Ab 1928 arbeitete er als freier Schriftsteller in Dresden und Potsdam, wobei ihn ausgedehnte Reisen nach Portugal - dessen Sprache neben anderen europäischen er eigens lernte, Italien, Spanien und England führten. Seine ersten Tagebücher zeugten noch von seiner Vertrautheit mit Philosophen wie Schopenhauer und Nietzsche und deuteten seine vom Vater ererbte Schwermut an. Aus seinen Reisen gingen bedeutsame historische Monographien u. a. über Philipp II., Fichte, die Hohenzollern, über Größe und Macht des (britischen) Inselreichs und schließlich über Bartolomé de "Las Casas vor Karl V." (Leipzig 1938) hervor. Mit diesem bekannteren Buch und zahlreichen kleineren Schriften über Heilige erhob er auch Anklage gegen religiös motivierten Machtmissbrauch, Fremdenhass, ja Rassenwahn, den Schneider schon früh bei den aufkommenden Nationalsozialisten ausgemacht hatte.

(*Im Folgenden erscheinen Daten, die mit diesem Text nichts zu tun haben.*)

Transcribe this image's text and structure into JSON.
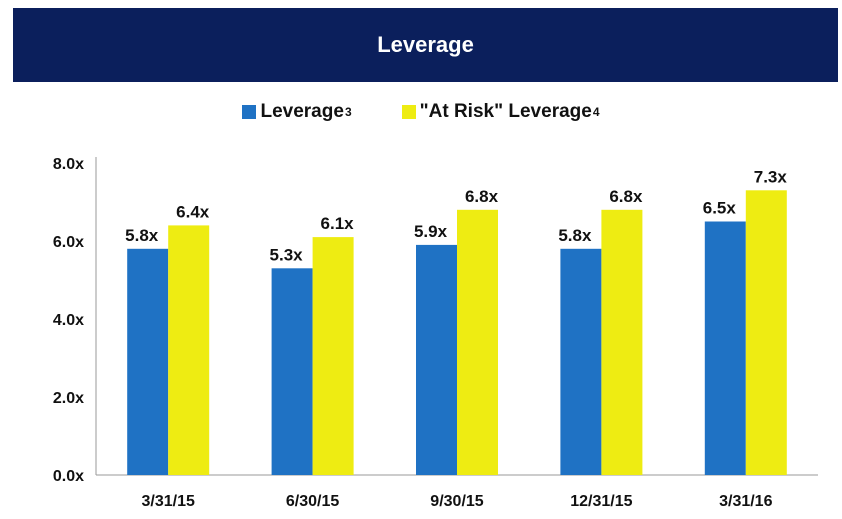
{
  "chart_data": {
    "type": "bar",
    "title": "Leverage",
    "categories": [
      "3/31/15",
      "6/30/15",
      "9/30/15",
      "12/31/15",
      "3/31/16"
    ],
    "series": [
      {
        "name": "Leverage",
        "footnote": "3",
        "color": "#1f72c4",
        "values": [
          5.8,
          5.3,
          5.9,
          5.8,
          6.5
        ],
        "labels": [
          "5.8x",
          "5.3x",
          "5.9x",
          "5.8x",
          "6.5x"
        ]
      },
      {
        "name": "\"At Risk\" Leverage",
        "footnote": "4",
        "color": "#eeec12",
        "values": [
          6.4,
          6.1,
          6.8,
          6.8,
          7.3
        ],
        "labels": [
          "6.4x",
          "6.1x",
          "6.8x",
          "6.8x",
          "7.3x"
        ]
      }
    ],
    "ylim": [
      0,
      8
    ],
    "yticks": [
      "0.0x",
      "2.0x",
      "4.0x",
      "6.0x",
      "8.0x"
    ],
    "ytick_values": [
      0,
      2,
      4,
      6,
      8
    ],
    "grid": false,
    "legend_position": "top-center",
    "header_color": "#0b1f5c"
  }
}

Mit seiner Übersiedlung nach Freiburg fand er den katholischen Glauben seiner Kindheit wieder. Alltäglich hatte er den Wunsch, den Kirchen seinen Besuch abzustatten und auch sonntags zur Heiligen Messe zu gehen, aber erst die Beichte bei einem Franziskaner in Freiburg-Günterstal ließ ihn alle in den vergangenen 25 Jahren angestaute Unsicherheit abschütteln und neu und bewusst Katholik aus tiefster Überzeugung werden. In den theologischen Schriften und vor allem in seinen Gedichten, hier besonders den Sonetten, deren wahrer Meister er wurde, wandte er sich an sein zunehmend vom Krieg geschwächtes deutsches Volk.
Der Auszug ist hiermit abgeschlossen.